III.        Analysis And Impact Of The Bill
With the Indian economy becoming increasingly digital, a regulatory sandbox may be required. In certain cases, exempting government agencies from the PDP Bill's restrictions may contradict the bill's goal and jeopardise an individual's fundamental right to privacy. The data localization rules may generate general security and national security concerns. The PDP Bill declares that the government must have access to "important" or "sensitive" personal data, such as religious or political beliefs, if necessary to defend national interests, but such unlimited access to these informationcould lead to data misuse.[10]
Furthermore, the concept of the right to be forgotten has been discreetly placed in the PDP Bill under the right to erasure. The idea for the development of this right is that a person should be able to govern their data by requesting that data processed by a data fiduciary be erased.Users will be able to request that companies remove their personal data, which means they will have the right to be forgotten if their purpose has been met or if they desire to withdraw their consent. However, the PDP Bill grants only a limited and arbitrary right, requiring the consent and scrutiny of an Adjudicating Officer before the data can be wiped.
The scope of the Personal Data Protection Bill has been enlarged in response to the JPC Report[11] to include both personal and non-personal data. Instead of "Personal Data Protection Bill," the bill is now known as "Data Protection Bill (Bill)." Because "it is impossible to discriminate between personal and non-personal data when mass data is collected or conveyed," both categories of data will be regulated by the same regulator. The inclusion of non-personal data, including anonymized data, in the scope may be a sensitive issue, as some of the non-personal data will be considered proprietary by enterprises who have invested large resources to obtain it.

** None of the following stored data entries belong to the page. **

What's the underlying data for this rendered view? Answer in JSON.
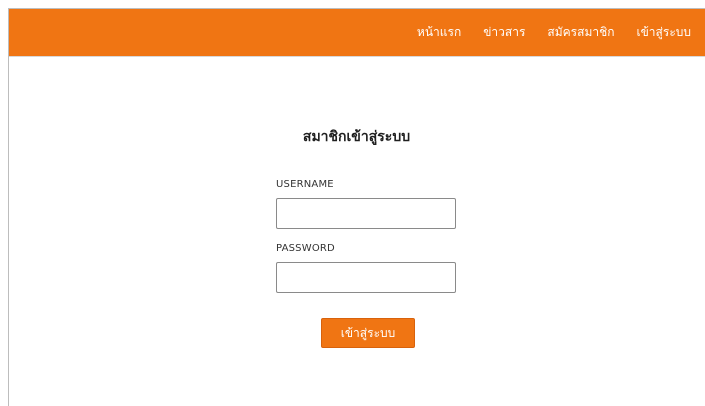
{
  "nav": {
    "items": [
      {
        "label": "หน้าแรก"
      },
      {
        "label": "ข่าวสาร"
      },
      {
        "label": "สมัครสมาชิก"
      },
      {
        "label": "เข้าสู่ระบบ"
      }
    ]
  },
  "login": {
    "title": "สมาชิกเข้าสู่ระบบ",
    "username_label": "USERNAME",
    "username_value": "",
    "password_label": "PASSWORD",
    "password_value": "",
    "submit_label": "เข้าสู่ระบบ"
  },
  "colors": {
    "accent": "#f07513",
    "background": "#ffffff"
  }
}
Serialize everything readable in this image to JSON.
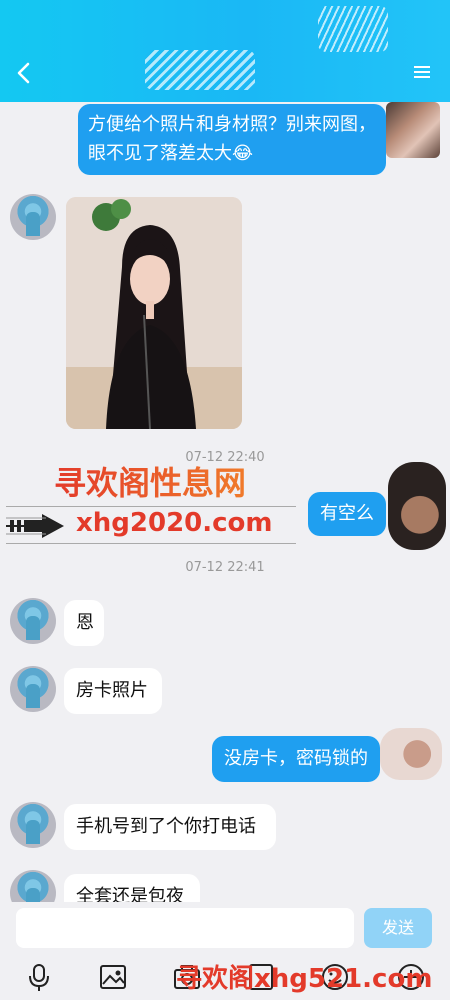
{
  "chat": {
    "messages": [
      {
        "side": "right",
        "text": "方便给个照片和身材照？别来网图，眼不见了落差太大😂"
      },
      {
        "side": "left",
        "type": "image"
      },
      {
        "type": "time",
        "text": "07-12 22:40"
      },
      {
        "side": "right",
        "text": "有空么"
      },
      {
        "type": "time",
        "text": "07-12 22:41"
      },
      {
        "side": "left",
        "text": "恩"
      },
      {
        "side": "left",
        "text": "房卡照片"
      },
      {
        "side": "right",
        "text": "没房卡，密码锁的"
      },
      {
        "side": "left",
        "text": "手机号到了个你打电话"
      },
      {
        "side": "left",
        "text": "全套还是包夜"
      }
    ]
  },
  "watermark": {
    "line1": "寻欢阁性息网",
    "line2": "xhg2020.com",
    "bottom": "寻欢阁xhg521.com"
  },
  "input": {
    "send_label": "发送"
  },
  "colors": {
    "header": "#1ab8f5",
    "bubble_right": "#1f9ff0",
    "send_disabled": "#91d3f7",
    "watermark": "#e33a2a"
  }
}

The establishment of the DPA and other accompanying infrastructure, as outlined in the study, are some critical activities that must be done in stages. Companies must quickly embrace and implement a successful compliance plan by focusing on investments and alignment of people, process, and technology. Both the government and private firms must implement dedicated training and awareness programmes to train the staff and assure timely compliance.
 
 
 
IV.        Conclusion
The Data Protection Bill is a much-needed and long-awaited piece of legislation that would replace India's current archaic, obsolete, and inadequate data protection policy. It would assist preserve individuals' privacy rights and promote fair and transparent data use for innovation and growth, unlocking the digital economy, in comparison to present standards. It has the potential to create jobs, increase user understanding of their privacy, and hold data fiduciaries and processors accountable. Furthermore, with the rapid adoption of cutting-edge technologies such as blockchain and artificial intelligence, it would be worthwhile to track and study how the current set of regulations would be applied to frameworks based on decentralisation and anonymization.
Despite being influenced by the EU General Data Protection Regulation, India has developed its own approach to data protection, including merging personal and non-personal data under one roof, data localization, hardware device coverage, social media platform management, and more. Though it still has certain flaws, it will bring India up to speed with other countries' rigorous data privacy rules once completely implemented. Companies should start preparing for compliance with the various provisions as soon as possible. Enterprises should contemplate conducting periodic audits and assessments of their privacy procedures in order to better visualise the types of data collected, its flow within the company, storage timelines and locations, and to initiate remediation steps to close any gaps they discover.
Compliance with the requirements of data privacy can be difficult in today's information age. However, if organisations are proactive and plan ahead of the enforcement date, this does not have to be the case. Organizations can confidently embrace the Bill and, once compliant, consider it a competitive advantage by implementing a tiered, comprehensive data security strategy.